Votes are being counted after Chechnya's first parliamentary poll since Moscow restored control in the region in 1999.
Some 24,000 police and troops were deployed for the polls
Turnout was 57%, election commission Chairman Ismail Baikhanov told Itar-Tass news agency. Voting was held under heavy security.
Moscow says the election proves that Chechnya is returning to normality after more than a decade of conflict.
But separatists and human rights groups have dismissed the vote as a farce.
The BBC's Steve Rosenberg in Chechnya says the polling stations he was able to visit were memorable for their absence of voters and for the presence of armed guards.
At one voting centre in the capital, Grozny, a policeman was overheard whispering to another policeman: "There have been more journalists here today than voters."
However officials say the threshold of 25% needed to make the vote valid was reached early in the day.
The first results are expected later on Monday.

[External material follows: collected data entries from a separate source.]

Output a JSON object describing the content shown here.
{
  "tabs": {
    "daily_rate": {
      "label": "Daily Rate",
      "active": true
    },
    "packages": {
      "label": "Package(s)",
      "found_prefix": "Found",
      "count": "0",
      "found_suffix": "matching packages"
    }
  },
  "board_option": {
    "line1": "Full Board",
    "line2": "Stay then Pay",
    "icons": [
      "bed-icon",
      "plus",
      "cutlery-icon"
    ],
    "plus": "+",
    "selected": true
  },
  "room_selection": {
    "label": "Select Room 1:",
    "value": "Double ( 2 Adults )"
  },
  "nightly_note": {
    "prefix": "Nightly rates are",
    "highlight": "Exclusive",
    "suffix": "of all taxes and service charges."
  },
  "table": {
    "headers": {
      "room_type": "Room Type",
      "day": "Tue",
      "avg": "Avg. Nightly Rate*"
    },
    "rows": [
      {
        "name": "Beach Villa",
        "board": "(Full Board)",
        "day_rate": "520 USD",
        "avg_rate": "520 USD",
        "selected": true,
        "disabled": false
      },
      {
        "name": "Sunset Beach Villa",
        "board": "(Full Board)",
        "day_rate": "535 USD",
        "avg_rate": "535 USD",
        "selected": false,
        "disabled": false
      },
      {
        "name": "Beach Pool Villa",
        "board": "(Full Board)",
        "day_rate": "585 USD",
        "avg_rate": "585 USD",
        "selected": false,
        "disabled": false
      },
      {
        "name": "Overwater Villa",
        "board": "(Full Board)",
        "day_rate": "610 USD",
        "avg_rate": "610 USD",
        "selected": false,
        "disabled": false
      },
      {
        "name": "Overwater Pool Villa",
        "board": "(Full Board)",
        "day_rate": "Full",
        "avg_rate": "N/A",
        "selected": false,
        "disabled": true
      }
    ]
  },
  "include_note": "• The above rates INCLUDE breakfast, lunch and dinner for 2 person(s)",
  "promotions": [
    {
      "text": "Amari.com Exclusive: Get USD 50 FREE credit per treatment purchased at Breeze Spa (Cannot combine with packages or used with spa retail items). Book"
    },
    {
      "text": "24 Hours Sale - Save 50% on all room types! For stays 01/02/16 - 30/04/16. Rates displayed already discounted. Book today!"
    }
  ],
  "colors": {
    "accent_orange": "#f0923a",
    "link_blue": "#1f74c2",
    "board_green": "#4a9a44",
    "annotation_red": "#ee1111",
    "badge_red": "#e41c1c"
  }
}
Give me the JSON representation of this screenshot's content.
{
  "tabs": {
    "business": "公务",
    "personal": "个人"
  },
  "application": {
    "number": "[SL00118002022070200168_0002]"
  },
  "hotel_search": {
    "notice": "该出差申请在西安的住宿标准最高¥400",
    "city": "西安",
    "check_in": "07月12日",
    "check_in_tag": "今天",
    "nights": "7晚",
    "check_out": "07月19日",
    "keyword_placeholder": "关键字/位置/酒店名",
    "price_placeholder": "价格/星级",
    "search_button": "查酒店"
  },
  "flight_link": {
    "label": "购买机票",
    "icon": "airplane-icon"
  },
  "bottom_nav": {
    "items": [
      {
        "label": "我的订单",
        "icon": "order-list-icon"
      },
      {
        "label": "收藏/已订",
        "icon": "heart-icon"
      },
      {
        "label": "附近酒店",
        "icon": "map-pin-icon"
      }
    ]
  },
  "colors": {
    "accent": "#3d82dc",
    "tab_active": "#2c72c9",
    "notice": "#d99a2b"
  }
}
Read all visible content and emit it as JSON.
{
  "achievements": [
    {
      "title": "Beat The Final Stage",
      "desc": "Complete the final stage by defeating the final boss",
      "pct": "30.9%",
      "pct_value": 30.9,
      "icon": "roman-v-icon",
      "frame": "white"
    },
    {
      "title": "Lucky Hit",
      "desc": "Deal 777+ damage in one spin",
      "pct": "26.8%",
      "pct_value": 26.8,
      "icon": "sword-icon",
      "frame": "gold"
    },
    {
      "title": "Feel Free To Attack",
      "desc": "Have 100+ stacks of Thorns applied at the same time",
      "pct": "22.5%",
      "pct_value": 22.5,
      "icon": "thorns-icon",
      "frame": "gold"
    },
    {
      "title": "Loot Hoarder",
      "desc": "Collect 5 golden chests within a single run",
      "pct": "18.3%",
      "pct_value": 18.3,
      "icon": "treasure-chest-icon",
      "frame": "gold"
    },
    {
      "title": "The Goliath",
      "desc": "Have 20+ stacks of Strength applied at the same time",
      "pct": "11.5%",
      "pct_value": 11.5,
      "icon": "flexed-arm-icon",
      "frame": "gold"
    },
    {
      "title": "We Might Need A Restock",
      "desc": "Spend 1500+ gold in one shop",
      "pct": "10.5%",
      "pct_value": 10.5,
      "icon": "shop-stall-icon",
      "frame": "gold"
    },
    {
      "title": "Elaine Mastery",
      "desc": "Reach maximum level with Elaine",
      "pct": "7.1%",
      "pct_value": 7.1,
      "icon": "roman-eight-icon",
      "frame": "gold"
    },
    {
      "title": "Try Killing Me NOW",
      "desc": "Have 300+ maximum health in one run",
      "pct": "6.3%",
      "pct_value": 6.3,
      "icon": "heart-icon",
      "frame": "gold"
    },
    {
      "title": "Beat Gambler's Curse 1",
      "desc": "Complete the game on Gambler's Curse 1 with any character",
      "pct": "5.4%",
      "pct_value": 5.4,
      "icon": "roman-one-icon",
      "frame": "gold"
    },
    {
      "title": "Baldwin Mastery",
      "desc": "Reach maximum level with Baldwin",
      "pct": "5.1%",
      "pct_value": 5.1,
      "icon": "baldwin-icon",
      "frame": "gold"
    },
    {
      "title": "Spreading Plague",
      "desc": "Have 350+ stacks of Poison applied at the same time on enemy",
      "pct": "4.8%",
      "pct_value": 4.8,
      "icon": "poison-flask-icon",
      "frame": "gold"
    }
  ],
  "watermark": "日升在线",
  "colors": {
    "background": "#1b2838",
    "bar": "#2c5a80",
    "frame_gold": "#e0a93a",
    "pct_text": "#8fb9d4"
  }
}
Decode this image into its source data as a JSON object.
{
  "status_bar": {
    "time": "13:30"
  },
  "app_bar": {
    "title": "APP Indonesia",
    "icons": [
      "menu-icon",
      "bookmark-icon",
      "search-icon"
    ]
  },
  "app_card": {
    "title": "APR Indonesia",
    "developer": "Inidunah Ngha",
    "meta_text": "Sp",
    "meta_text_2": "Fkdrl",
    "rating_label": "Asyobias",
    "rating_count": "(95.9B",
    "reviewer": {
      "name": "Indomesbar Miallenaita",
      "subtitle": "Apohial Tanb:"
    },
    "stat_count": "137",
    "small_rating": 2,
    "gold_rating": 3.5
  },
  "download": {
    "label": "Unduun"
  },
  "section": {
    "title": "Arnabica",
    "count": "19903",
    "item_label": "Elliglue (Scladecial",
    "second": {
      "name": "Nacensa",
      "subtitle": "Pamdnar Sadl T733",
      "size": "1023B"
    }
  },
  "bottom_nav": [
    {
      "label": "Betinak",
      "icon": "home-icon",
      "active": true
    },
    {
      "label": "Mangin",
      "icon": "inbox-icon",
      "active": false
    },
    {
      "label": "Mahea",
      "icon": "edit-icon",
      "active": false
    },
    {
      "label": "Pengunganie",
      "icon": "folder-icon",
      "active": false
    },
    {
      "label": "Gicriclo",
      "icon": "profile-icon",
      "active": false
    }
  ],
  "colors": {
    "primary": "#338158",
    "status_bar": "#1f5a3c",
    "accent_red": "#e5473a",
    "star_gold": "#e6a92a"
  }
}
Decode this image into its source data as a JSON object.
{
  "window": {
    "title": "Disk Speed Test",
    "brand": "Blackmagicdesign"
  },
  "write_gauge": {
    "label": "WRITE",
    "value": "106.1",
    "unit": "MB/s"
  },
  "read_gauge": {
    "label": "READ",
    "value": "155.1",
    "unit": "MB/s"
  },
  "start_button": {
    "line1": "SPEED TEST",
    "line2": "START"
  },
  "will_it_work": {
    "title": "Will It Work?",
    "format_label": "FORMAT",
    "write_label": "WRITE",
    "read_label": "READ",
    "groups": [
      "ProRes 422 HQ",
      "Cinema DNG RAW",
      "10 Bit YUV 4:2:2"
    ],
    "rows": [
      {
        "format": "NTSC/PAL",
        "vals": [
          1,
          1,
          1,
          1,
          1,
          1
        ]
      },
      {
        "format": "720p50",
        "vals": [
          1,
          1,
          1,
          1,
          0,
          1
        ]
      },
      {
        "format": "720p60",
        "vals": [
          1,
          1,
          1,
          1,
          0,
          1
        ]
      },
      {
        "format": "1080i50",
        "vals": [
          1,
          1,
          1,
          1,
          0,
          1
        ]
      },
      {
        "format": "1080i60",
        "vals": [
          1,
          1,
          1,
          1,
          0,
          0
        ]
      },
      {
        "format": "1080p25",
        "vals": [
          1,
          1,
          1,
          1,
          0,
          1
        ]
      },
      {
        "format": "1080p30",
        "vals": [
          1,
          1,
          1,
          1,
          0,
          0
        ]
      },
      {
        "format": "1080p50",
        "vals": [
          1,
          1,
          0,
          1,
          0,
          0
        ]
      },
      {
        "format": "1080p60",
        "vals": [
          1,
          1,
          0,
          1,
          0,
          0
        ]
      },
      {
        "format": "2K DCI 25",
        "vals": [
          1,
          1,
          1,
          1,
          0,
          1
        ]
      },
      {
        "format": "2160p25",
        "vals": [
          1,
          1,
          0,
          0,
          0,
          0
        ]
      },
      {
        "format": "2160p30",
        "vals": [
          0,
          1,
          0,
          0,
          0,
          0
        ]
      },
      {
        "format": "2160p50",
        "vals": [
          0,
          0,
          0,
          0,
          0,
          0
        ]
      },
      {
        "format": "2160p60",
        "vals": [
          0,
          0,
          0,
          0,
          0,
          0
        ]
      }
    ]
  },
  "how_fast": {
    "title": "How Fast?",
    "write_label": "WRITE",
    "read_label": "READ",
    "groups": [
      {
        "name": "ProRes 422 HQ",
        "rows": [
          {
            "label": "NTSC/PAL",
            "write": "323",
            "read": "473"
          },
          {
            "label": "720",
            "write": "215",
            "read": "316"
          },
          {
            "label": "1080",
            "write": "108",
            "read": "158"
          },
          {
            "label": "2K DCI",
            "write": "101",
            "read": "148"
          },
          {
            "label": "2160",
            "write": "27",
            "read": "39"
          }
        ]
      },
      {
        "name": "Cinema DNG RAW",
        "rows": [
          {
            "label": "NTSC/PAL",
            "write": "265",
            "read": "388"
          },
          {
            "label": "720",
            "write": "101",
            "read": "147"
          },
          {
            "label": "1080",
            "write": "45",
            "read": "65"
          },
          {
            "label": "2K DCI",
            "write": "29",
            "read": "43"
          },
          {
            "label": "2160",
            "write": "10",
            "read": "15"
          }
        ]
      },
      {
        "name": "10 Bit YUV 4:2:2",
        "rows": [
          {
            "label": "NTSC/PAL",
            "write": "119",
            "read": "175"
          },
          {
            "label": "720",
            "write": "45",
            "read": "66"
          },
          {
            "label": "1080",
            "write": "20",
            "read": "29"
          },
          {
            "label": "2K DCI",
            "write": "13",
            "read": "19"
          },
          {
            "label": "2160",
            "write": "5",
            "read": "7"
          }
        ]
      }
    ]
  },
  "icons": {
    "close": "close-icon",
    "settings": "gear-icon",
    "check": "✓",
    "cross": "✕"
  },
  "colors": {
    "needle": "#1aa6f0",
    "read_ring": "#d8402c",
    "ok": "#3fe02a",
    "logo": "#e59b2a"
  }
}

Some 350 candidates are competing for 58 seats. Eight Russian parties are fielding candidates, while independents are also standing.
Observers from Russia, the Arab League and the Organisation of the Islamic Conference are monitoring the vote.
Since the rebels were ousted, Chechens have voted for a new constitution, enshrining the region's status as part of Russia, in a vote widely seen as flawed.
In another controversial vote, they elected Mr Alkhanov, and now voters are being asked to choose MPs, most of whom are expected to be loyal to the Kremlin.
UK-based Chechen rebel envoy Akhmed Zakayev dismissed the vote as "pseudo-elections".
The UK's Lord Judd, a former Council of Europe special rapporteur on Chechnya, said this week that the election was based on flawed premises.
"I simply do not believe we will have stability, peace and a viable future for the Chechen people until we have a real political process," he said.